E, como a vida, a dança também se renova em linguagem e papéis. “Hoje, por exemplo, já não usamos mais os termos ‘cavalheiros e damas’. Agora falamos em ‘condutor e conduzido’, ou ‘líder e follower’. Além disso, há a possibilidade de compartilhar a condução: quem conduz e quem é conduzido podem trocar de papel livremente, sem julgamentos”, informa.
Silvana defende que a gafieira deveria estar nas escolas, ser apresentada às crianças desde cedo. Mas reconhece: “Hoje vemos uma grande defasagem, especialmente entre os homens – há muito mais mulheres procurando aprender. Além disso, os jovens acabam se afastando, em grande parte por causa da sedução exercida pelo forró.”
Ainda assim, a professora guarda consigo a lembrança do seu próprio encontro com a dança: “Eu sempre quis muito aprender o samba de gafieira, mas aqui na cidade eu não via essa possibilidade. Ele representou, para mim, um encontro artístico.”
A paixão, que nasceu como um sonho pessoal, se espalhou pela família. Lia, sua filha, trilhou o caminho da música e se tornou professora de forró.

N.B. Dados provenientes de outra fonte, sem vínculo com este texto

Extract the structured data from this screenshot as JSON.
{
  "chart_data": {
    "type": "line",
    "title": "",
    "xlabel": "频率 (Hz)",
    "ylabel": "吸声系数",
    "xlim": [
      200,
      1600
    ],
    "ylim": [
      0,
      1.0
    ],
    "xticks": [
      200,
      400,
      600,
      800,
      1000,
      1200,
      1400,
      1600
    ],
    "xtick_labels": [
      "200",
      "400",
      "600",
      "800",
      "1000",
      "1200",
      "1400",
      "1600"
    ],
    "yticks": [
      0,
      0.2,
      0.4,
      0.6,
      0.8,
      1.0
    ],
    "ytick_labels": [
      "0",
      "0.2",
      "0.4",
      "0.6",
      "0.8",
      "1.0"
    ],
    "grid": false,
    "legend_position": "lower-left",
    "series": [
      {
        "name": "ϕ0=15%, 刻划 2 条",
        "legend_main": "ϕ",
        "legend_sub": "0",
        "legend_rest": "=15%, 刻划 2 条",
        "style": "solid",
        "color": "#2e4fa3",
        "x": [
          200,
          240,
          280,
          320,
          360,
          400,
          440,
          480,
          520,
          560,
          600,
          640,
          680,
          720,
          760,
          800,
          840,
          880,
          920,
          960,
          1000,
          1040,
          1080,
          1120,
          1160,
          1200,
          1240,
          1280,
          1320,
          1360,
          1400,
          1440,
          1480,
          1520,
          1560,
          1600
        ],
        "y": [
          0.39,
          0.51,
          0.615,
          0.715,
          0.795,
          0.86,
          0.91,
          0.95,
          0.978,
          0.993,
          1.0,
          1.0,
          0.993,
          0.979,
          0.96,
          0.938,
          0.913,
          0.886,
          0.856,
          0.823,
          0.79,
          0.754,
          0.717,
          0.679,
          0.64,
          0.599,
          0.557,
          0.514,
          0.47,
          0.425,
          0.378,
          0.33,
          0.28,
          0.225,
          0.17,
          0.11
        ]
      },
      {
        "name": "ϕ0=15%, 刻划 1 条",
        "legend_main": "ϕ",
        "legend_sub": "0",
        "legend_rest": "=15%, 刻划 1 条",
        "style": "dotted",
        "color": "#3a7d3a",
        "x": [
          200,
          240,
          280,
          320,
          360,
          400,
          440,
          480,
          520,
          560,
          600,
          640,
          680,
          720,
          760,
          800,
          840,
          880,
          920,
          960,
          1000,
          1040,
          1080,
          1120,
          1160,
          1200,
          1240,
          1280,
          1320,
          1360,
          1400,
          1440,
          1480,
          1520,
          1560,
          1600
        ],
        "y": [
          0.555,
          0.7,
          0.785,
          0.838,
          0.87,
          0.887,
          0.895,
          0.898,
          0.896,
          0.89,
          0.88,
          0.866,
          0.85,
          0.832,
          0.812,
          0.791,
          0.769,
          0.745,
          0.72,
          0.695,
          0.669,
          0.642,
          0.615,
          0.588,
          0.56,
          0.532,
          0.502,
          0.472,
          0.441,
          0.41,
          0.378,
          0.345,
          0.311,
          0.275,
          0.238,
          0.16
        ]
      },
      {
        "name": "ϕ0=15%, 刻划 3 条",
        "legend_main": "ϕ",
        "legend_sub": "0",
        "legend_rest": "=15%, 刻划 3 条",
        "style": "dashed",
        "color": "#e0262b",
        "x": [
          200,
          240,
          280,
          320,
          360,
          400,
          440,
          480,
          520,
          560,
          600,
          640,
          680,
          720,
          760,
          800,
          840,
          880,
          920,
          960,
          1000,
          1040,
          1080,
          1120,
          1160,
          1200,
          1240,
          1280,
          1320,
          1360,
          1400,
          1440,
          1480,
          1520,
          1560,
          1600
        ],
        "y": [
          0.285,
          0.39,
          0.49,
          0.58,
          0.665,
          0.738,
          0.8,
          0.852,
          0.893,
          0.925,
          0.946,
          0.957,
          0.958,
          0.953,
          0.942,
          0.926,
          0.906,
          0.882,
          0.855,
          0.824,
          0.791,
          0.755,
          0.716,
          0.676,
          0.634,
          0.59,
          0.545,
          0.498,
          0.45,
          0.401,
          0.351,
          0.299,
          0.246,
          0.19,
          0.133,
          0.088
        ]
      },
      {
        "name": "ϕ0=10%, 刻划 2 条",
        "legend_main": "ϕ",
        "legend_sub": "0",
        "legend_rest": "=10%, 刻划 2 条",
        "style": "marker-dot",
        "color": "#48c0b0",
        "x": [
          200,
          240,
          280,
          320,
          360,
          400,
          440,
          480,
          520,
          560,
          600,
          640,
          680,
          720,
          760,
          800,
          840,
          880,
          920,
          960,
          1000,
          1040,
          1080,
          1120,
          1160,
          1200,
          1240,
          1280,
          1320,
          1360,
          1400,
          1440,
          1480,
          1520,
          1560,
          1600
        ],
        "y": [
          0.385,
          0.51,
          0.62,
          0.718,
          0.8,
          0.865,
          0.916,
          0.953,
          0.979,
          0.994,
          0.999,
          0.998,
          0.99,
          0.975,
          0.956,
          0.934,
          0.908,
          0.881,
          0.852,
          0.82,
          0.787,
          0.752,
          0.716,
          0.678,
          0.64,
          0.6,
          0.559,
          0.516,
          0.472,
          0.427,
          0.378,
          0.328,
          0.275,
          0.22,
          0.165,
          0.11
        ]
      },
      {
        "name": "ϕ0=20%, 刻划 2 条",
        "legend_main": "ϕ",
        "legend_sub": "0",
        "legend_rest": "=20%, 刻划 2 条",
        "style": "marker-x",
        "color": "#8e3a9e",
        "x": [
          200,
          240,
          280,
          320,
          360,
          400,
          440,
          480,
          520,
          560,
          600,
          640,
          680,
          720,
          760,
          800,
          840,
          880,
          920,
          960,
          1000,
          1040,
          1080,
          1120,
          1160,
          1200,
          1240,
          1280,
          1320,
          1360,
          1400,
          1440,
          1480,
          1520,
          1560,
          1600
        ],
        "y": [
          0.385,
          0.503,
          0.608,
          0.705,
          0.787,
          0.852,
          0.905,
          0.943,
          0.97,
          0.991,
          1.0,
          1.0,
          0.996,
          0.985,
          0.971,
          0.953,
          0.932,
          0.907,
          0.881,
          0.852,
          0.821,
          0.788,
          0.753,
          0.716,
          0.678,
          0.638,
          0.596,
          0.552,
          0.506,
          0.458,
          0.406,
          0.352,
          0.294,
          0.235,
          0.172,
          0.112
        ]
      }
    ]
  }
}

Já Davi, sempre ao lado da mãe, encontrou na dança de salão uma forma de expressão e alegria compartilhada.
Silvana conta que Davi tem Síndrome de Down e que, com amor e passos compassados, a dança ajudou em sua formação e seu desenvolvimento. Orgulhosa, ela lembra que o filho sempre a acompanhou, transformando cada ensaio em aprendizado e cada compasso em conquista. Hoje, ele não apenas segue seus passos, mas os transforma em música própria.
Assim, no balanço da gafieira, mãe e filho dançam juntos uma coreografia que ultrapassa o salão. É a dança que se converte em afeto, é o ritmo que se faz vida. Porque, no fundo, o que eles compartilham não é apenas o movimento dos corpos, mas a poesia silenciosa de um amor que dança.